The Ka-band Glacier and Ice Surface Topography Interferometer (GLISTIN-A) is currently on deployment in Honolulu, HI to study the Kilauea volcano eruption. The objective of this deployment is to use GLISTIN to detect changes in Kilauea’s topography associated with the new lava flows, with the goal of measuring the erupted volume as a function of time and ultimately the total volume of the event. If successful, Principal Investigator Paul Lundgren and his colleagues at USGS plan to use the GLISTIN data to quantitatively evaluate their models for evolution of volcanic processes. Here’s a NASA press release that highlight’s the research effort:
So far we have imaged the southeastern portion of the Big Island covering Kilauea summit and the east rift zone down to the coast on three different days: May 18, 19, and 21. The data from May 18 & 19 were hand-delivered by Paul Lundgren to JPL on Sunday night where members of the processing team were waiting to start processing the data to determine if the radar has sufficient sensitivity to measure the topography changes associated with new lava flows. Within 24 hours we were able to generate some preliminary amplitude and height products that showed changes due to lava activities from May 18 to May 19.
The current plan is for GLISTIN to remain in Honolulu to make two more observations within the next week as volcano eruption continues to be active.
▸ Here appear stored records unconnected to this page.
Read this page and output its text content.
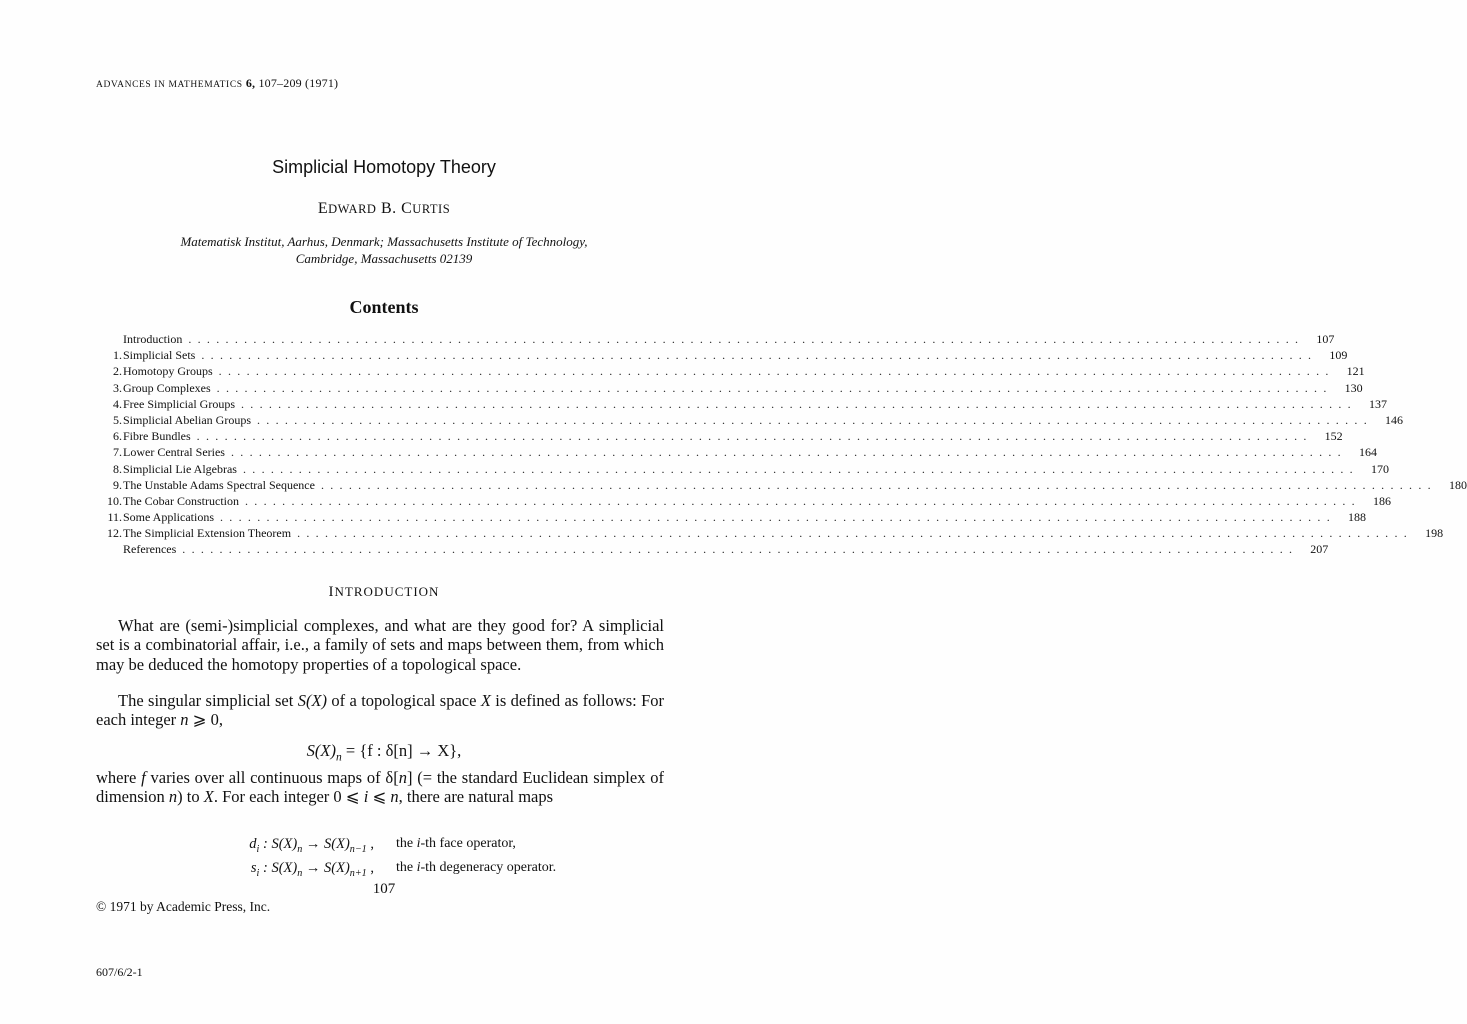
ADVANCES IN MATHEMATICS 6, 107–209 (1971)
Simplicial Homotopy Theory
EDWARD B. CURTIS
Matematisk Institut, Aarhus, Denmark; Massachusetts Institute of Technology,
Cambridge, Massachusetts 02139
Contents
Introduction ........................................................................................................................	107
1. Simplicial Sets ........................................................................................................................	109
2. Homotopy Groups ........................................................................................................................	121
3. Group Complexes ........................................................................................................................	130
4. Free Simplicial Groups ........................................................................................................................	137
5. Simplicial Abelian Groups ........................................................................................................................	146
6. Fibre Bundles ........................................................................................................................	152
7. Lower Central Series ........................................................................................................................	164
8. Simplicial Lie Algebras ........................................................................................................................	170
9. The Unstable Adams Spectral Sequence ........................................................................................................................	180
10. The Cobar Construction ........................................................................................................................	186
11. Some Applications ........................................................................................................................	188
12. The Simplicial Extension Theorem ........................................................................................................................	198
References ........................................................................................................................	207
INTRODUCTION
What are (semi-)simplicial complexes, and what are they good for? A simplicial set is a combinatorial affair, i.e., a family of sets and maps between them, from which may be deduced the homotopy properties of a topological space.
The singular simplicial set S(X) of a topological space X is defined as follows: For each integer n ⩾ 0,
$S(X)_n = \{f$ : δ[n] → X},
where f varies over all continuous maps of δ[n] (= the standard Euclidean simplex of dimension n) to X. For each integer 0 ⩽ i ⩽ n, there are natural maps
$d_i$ : $S(X)_n \to S(X)_{n-1}$ ,	the i-th face operator,
$s_i$ : $S(X)_n \to S(X)_{n+1}$ ,	the i-th degeneracy operator.
107
© 1971 by Academic Press, Inc.
607/6/2-1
Figure of preliminary GLISTIN height differences (courtesy Paul Lundgren) showing new lava activities in Leilani Estates within the one day period. The color represents height changes in meters. Areas with intense orange and red experienced lava growth of a few meters whereas areas with bluish hue experienced “height loss,” likely due to lava flows toppling trees in the path. This is really good news as we have demonstrated that the GLISTIN radar has sufficient sensitivity to measure topography changes associated with new lava flows! Much work remains to be done to determine if scientists can extract the lava thickness from the DEM (digital elevation model) changes after accounting for tree height changes and measurement noise.